An Out at the Ball Game
April 2013
"Good morale, economic stability, and the American dream have a hefty price tag."
Opening Day is April 1!
In Cincinnati, a hot dog at the ballpark is $1, while in Tampa Bay it’s more than $5. A ballpark beer Arizona is $4; at a Phillies game, it’s a steep $7.25. Not startled yet? Check these prices out: The cheapest seats in Major League Baseball (MLB) are around $15 in Arizona. Compare that to more than $50 at Boston’s Fenway Park. If you want really great seats, Yankee Stadium offers $300-plus premium seating. The average cost to take a family of four to a game is just over $200—four nonpremium tickets, two beers, four soft drinks, four hot dogs, parking, two programs, and two adult-size hats.
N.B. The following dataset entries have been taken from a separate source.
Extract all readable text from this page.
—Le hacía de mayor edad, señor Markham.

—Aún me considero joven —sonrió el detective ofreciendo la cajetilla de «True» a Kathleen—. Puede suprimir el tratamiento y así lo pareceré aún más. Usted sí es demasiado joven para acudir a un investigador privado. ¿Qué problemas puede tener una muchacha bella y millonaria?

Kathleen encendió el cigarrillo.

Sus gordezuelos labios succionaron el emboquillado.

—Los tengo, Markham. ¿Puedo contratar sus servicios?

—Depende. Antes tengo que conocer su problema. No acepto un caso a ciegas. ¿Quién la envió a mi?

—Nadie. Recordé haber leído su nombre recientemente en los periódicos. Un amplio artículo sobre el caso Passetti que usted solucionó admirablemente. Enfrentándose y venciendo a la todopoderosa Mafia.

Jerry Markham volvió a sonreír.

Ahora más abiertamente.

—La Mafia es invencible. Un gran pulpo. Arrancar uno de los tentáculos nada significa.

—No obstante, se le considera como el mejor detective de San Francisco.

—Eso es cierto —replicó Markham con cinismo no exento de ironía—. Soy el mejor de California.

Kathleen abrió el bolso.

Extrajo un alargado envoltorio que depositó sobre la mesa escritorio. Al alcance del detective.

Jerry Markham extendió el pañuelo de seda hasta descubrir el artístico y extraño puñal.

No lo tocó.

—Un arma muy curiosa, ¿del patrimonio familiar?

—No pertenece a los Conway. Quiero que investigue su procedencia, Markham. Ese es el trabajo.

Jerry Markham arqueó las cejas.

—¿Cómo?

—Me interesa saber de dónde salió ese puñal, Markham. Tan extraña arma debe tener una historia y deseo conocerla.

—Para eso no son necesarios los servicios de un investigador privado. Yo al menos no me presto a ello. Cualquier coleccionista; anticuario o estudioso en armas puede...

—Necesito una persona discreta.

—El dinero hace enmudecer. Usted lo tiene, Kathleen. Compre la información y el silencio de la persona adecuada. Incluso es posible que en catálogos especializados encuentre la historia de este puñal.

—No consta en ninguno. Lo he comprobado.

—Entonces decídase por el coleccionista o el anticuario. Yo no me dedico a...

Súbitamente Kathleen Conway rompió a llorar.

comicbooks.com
That is, in a word, expensive.
In 2012, the average MLB player’s salary was $3,440,000, a 3.8 percent increase over 2011. General managers make somewhere between $500,000 and $2,000,000 a year. I won’t mention owners, because their income is (forgive me) out of the park. In the last year, the average MLB team’s value increased over 16 percent, and the MLB grossed $6.6 billion. I daresay MLB players and other professional athletes may be among the few who haven’t suffered in the last several years from our beaten, battered, and bruised economy.